Does Richmond ever learn from its past?
In 2003, I was among a group of arts supporters who collected hundreds of signatures from business people, restaurant owners and downtown artists. We asked the city, under former Mayor Rudy McCollum, to reconsider publicly funding the Virginia Performing Arts Foundation (VAPAF) through a meals tax hike until VAPAF’s plan for an arts center could be independently studied.
We proposed that the city put its limited cultural resources into fostering the already existing grassroots arts and music scene, as exemplified by efforts like Curated Culture’s Friday Artwalk. We were against an arts project that (incredibly) was not being run by performing arts professionals, and that asked representatives from the arts groups using the center to share 1/30th of a seat on a board of directors largely filled with lawyers, venture capitalists, grocers and energy executives.
Two years later, after the meals tax had been raised only to see the Foundation come back hat in hand for more public money, a city auditor investigated the Foundation’s private fundraising efforts. The auditor found that city council had basically written the Foundation a blank check; there was no mechanism for checking out the substance of private pledges — it was revealed that, of the $68 million VAPAF was claiming to have “raised,” it could really only account for $17 million.
VAPAF’s previous executive director was clearing a $300,000 annual salary throughout all of this, but somehow necessary funding never trickled down to the performing arts companies themselves — Richmond Symphony, Richmond Ballet, among others. These companies have since had to ask for charitable handouts from the Community Foundation to stay afloat.
Even worse was the fate of the tax money. In its inept attempts to build a publicly-funded, privately-run downtown arts center, the Virginia Performing Arts Foundation:
- wasted more than $20 million dollars in public and private dollars to tear down a building, leave a hole, and then fill in the hole.
- never commissioned a independent feasibility study.
- claimed to have “raised” $68 million at the same time it had little more than $1 million in the bank.
- left the Carpenter Center boarded-up for years by squandering the historic theater’s $3 million endowment.
Newly elected Mayor Wilder seriously questioned the Foundation when he got in office. “This was supposedly a privately funded thing,” he told STYLE WEEKLY. “That all you needed was a little seed money from the public.
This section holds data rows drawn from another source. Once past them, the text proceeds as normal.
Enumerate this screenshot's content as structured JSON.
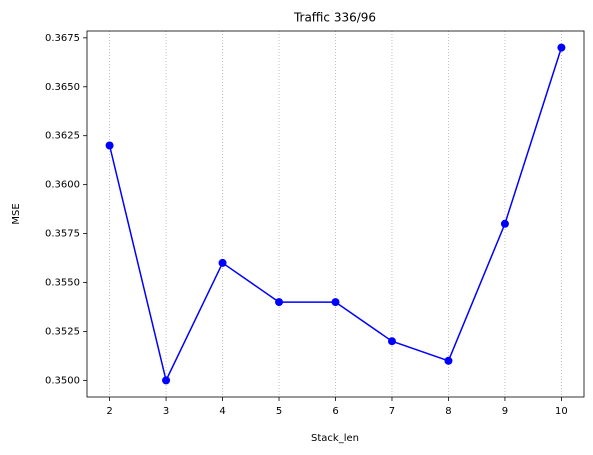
{
  "chart_data": {
    "type": "line",
    "title": "Traffic 336/96",
    "x_label": "Stack_len",
    "y_label": "MSE",
    "x": [
      2,
      3,
      4,
      5,
      6,
      7,
      8,
      9,
      10
    ],
    "series": [
      {
        "name": "MSE",
        "color": "#0000ff",
        "values": [
          0.362,
          0.35,
          0.356,
          0.354,
          0.354,
          0.352,
          0.351,
          0.358,
          0.367
        ]
      }
    ],
    "xlim": [
      1.6,
      10.4
    ],
    "xticks": [
      2,
      3,
      4,
      5,
      6,
      7,
      8,
      9,
      10
    ],
    "ylim": [
      0.34915,
      0.36785
    ],
    "yticks": [
      {
        "value": 0.35,
        "label": "0.3500"
      },
      {
        "value": 0.3525,
        "label": "0.3525"
      },
      {
        "value": 0.355,
        "label": "0.3550"
      },
      {
        "value": 0.3575,
        "label": "0.3575"
      },
      {
        "value": 0.36,
        "label": "0.3600"
      },
      {
        "value": 0.3625,
        "label": "0.3625"
      },
      {
        "value": 0.365,
        "label": "0.3650"
      },
      {
        "value": 0.3675,
        "label": "0.3675"
      }
    ],
    "grid": "x"
  }
}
Now you’ll find that two-thirds of the money that will be generated, if they are counting, will be public when you count the federal, when you count the state and the city. [This occurred] without the city or any locality or any of the government officials having any say-so as to what happens. How anything like that could have gotten off the ground in the first instance is beyond me.”
Me neither, Mr. Wilder. So how shocking to learn that, after brokering a deal in January, VAPAF is about to get $23 million MORE in Richmond tax dollars, not to mention total control over Richmond’s non-profit performing arts community — all with the mayor’s blessing.
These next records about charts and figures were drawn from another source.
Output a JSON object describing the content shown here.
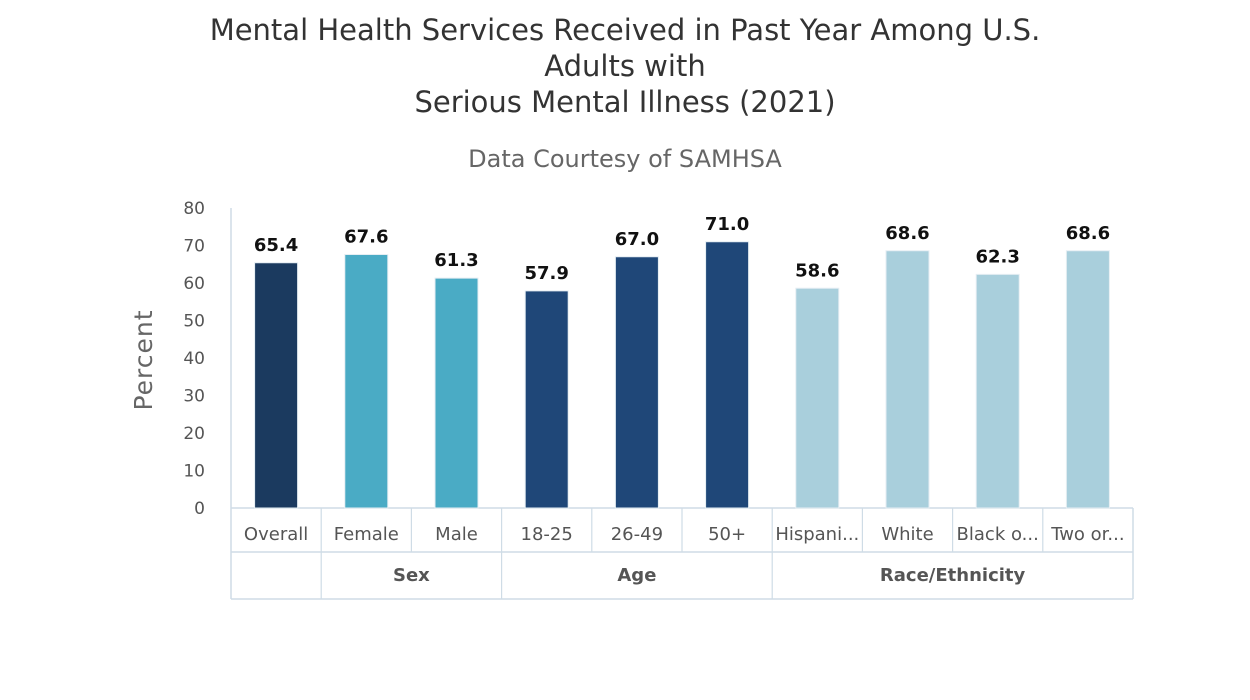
{
  "chart_data": {
    "type": "bar",
    "title": {
      "line1": "Mental Health Services Received in Past Year Among U.S.",
      "line2": "Adults with",
      "line3": "Serious Mental Illness (2021)"
    },
    "subtitle": "Data Courtesy of SAMHSA",
    "ylabel": "Percent",
    "xlabel": "",
    "ylim": [
      0,
      80
    ],
    "yticks": [
      0,
      10,
      20,
      30,
      40,
      50,
      60,
      70,
      80
    ],
    "grid": false,
    "categories": [
      "Overall",
      "Female",
      "Male",
      "18-25",
      "26-49",
      "50+",
      "Hispani...",
      "White",
      "Black o...",
      "Two or..."
    ],
    "values": [
      65.4,
      67.6,
      61.3,
      57.9,
      67.0,
      71.0,
      58.6,
      68.6,
      62.3,
      68.6
    ],
    "value_labels": [
      "65.4",
      "67.6",
      "61.3",
      "57.9",
      "67.0",
      "71.0",
      "58.6",
      "68.6",
      "62.3",
      "68.6"
    ],
    "groups": [
      {
        "label": "",
        "count": 1
      },
      {
        "label": "Sex",
        "count": 2
      },
      {
        "label": "Age",
        "count": 3
      },
      {
        "label": "Race/Ethnicity",
        "count": 4
      }
    ],
    "bar_colors": [
      "#1b3a5f",
      "#4aabc5",
      "#4aabc5",
      "#1f4778",
      "#1f4778",
      "#1f4778",
      "#a9cfdc",
      "#a9cfdc",
      "#a9cfdc",
      "#a9cfdc"
    ]
  }
}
(Just to contrast this endless cash flow to the private Foundation, First Fridays Artwalk founder Christina Newton revealed in a recent interview that the city has given her organization a whopping $4000 over the past few years, all while trying to take credit for her idea, which did not need millions in public subsidy to succeed — just art and artists.)
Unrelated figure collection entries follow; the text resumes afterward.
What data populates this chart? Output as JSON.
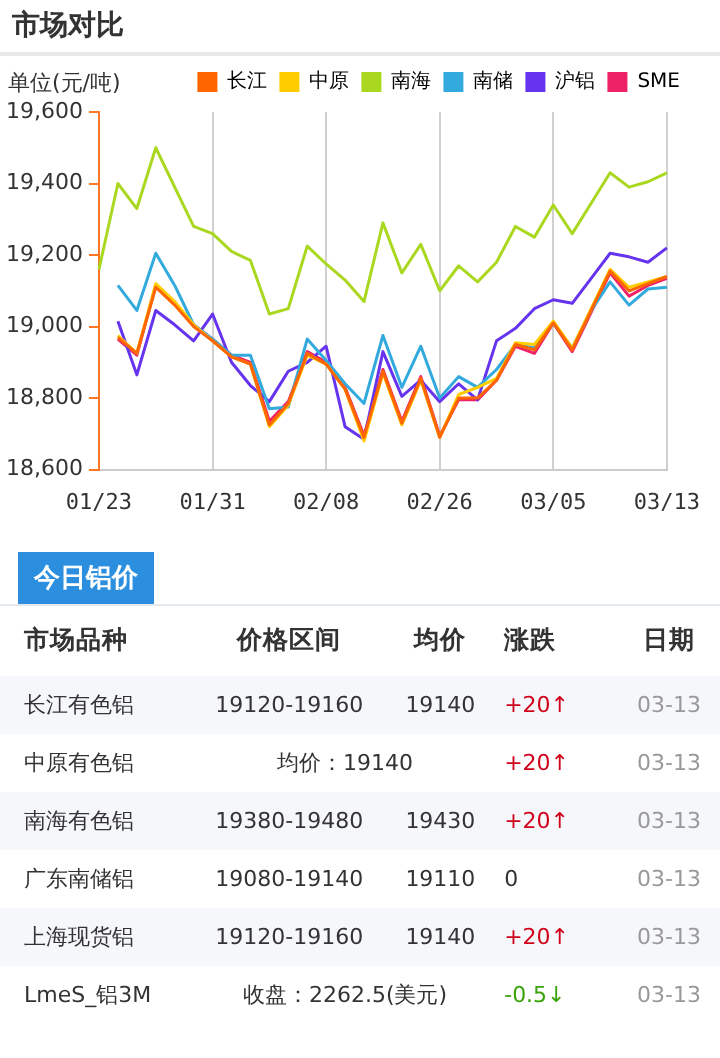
{
  "chart_data": {
    "type": "line",
    "title": "市场对比",
    "ylabel": "单位(元/吨)",
    "categories": [
      "01/23",
      null,
      null,
      null,
      null,
      null,
      "01/31",
      null,
      null,
      null,
      null,
      null,
      "02/08",
      null,
      null,
      null,
      null,
      null,
      "02/26",
      null,
      null,
      null,
      null,
      null,
      "03/05",
      null,
      null,
      null,
      null,
      null,
      "03/13"
    ],
    "series": [
      {
        "name": "长江",
        "color": "#ff6600",
        "values": [
          null,
          18970,
          18925,
          19110,
          19060,
          19000,
          18960,
          18915,
          18895,
          18725,
          18785,
          18925,
          18895,
          18825,
          18690,
          18875,
          18730,
          18855,
          18690,
          18800,
          18800,
          18850,
          18950,
          18935,
          19010,
          18935,
          19045,
          19155,
          19100,
          19120,
          19140
        ]
      },
      {
        "name": "中原",
        "color": "#ffcc00",
        "values": [
          null,
          18975,
          18925,
          19120,
          19070,
          19005,
          18960,
          18915,
          18895,
          18720,
          18780,
          18920,
          18895,
          18825,
          18680,
          18870,
          18725,
          18850,
          18690,
          18810,
          18830,
          18855,
          18955,
          18950,
          19015,
          18940,
          19050,
          19160,
          19110,
          19125,
          19140
        ]
      },
      {
        "name": "南海",
        "color": "#aad820",
        "values": [
          19160,
          19400,
          19330,
          19500,
          19390,
          19280,
          19260,
          19210,
          19185,
          19035,
          19050,
          19225,
          19175,
          19130,
          19070,
          19290,
          19150,
          19230,
          19100,
          19170,
          19125,
          19180,
          19280,
          19250,
          19340,
          19260,
          19345,
          19430,
          19390,
          19405,
          19430
        ]
      },
      {
        "name": "南储",
        "color": "#33aadd",
        "values": [
          null,
          19115,
          19045,
          19205,
          19115,
          19005,
          18965,
          18920,
          18920,
          18770,
          18775,
          18965,
          18905,
          18840,
          18785,
          18975,
          18830,
          18945,
          18800,
          18860,
          18830,
          18880,
          18950,
          18940,
          19010,
          18940,
          19045,
          19125,
          19060,
          19105,
          19110
        ]
      },
      {
        "name": "沪铝",
        "color": "#6633ee",
        "values": [
          null,
          19015,
          18865,
          19045,
          19005,
          18960,
          19035,
          18900,
          18835,
          18790,
          18875,
          18900,
          18945,
          18720,
          18685,
          18930,
          18805,
          18850,
          18790,
          18840,
          18795,
          18960,
          18995,
          19050,
          19075,
          19065,
          19135,
          19205,
          19195,
          19180,
          19220
        ]
      },
      {
        "name": "SME",
        "color": "#ee2266",
        "values": [
          null,
          18965,
          18920,
          19115,
          19065,
          19005,
          18965,
          18920,
          18900,
          18735,
          18790,
          18930,
          18900,
          18830,
          18695,
          18880,
          18735,
          18860,
          18695,
          18795,
          18795,
          18850,
          18945,
          18925,
          19010,
          18930,
          19040,
          19150,
          19085,
          19115,
          19135
        ]
      }
    ],
    "ylim": [
      18600,
      19600
    ],
    "yticks": [
      {
        "value": 18600,
        "label": "18,600"
      },
      {
        "value": 18800,
        "label": "18,800"
      },
      {
        "value": 19000,
        "label": "19,000"
      },
      {
        "value": 19200,
        "label": "19,200"
      },
      {
        "value": 19400,
        "label": "19,400"
      },
      {
        "value": 19600,
        "label": "19,600"
      }
    ],
    "grid": "x",
    "legend": "top right",
    "marker": "none",
    "line_style": "solid",
    "annotations": [
      "今日铝价",
      "市场品种\t价格区间\t均价\t涨跌\t日期",
      "长江有色铝\t19120-19160\t19140\t+20↑\t03-13",
      "中原有色铝\t均价：19140\t+20↑\t03-13",
      "南海有色铝\t19380-19480\t19430\t+20↑\t03-13",
      "广东南储铝\t19080-19140\t19110\t0\t03-13",
      "上海现货铝\t19120-19160\t19140\t+20↑\t03-13",
      "LmeS_铝3M\t收盘：2262.5(美元)\t-0.5↓\t03-13"
    ]
  }
}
Other than a new and expensive consultant-derived name (CenterStage), and more unverifiable promises of private dollars, nothing has changed other than Wilder’s approval. The CenterStage website has a “Frequently Asked Questions” section that claims to address citizen concerns about the project. Among the concerns not addressed: How fundraising pledges will be verified in the future… who will pay for cost overruns… which local arts professionals will be asked to (finally) solicit ideas… why there is no mention of the oversight committees that were to be put into place to ensure community involvement, diversity and accountability… and the exact date that the Carpenter Center’s title will be transferred to the city (which was the linchpin of the mayor’s “deal” with the Foundation).
Given the past history, these are not frivolous questions. No one who claims to “support the arts” can defend the private Foundation not addressing them as they come to the city again for more tax money. Any reasonable steward of our public resources would demand that VAPAF open up its house, start answering the real questions surrounding its project and begin an active collaboration with the greater arts community it now wants to desperately attach itself to.
Anything less will be the same old boondoggle in a brand new pricey package, and one more example of how Richmond is unable to learn from its own history.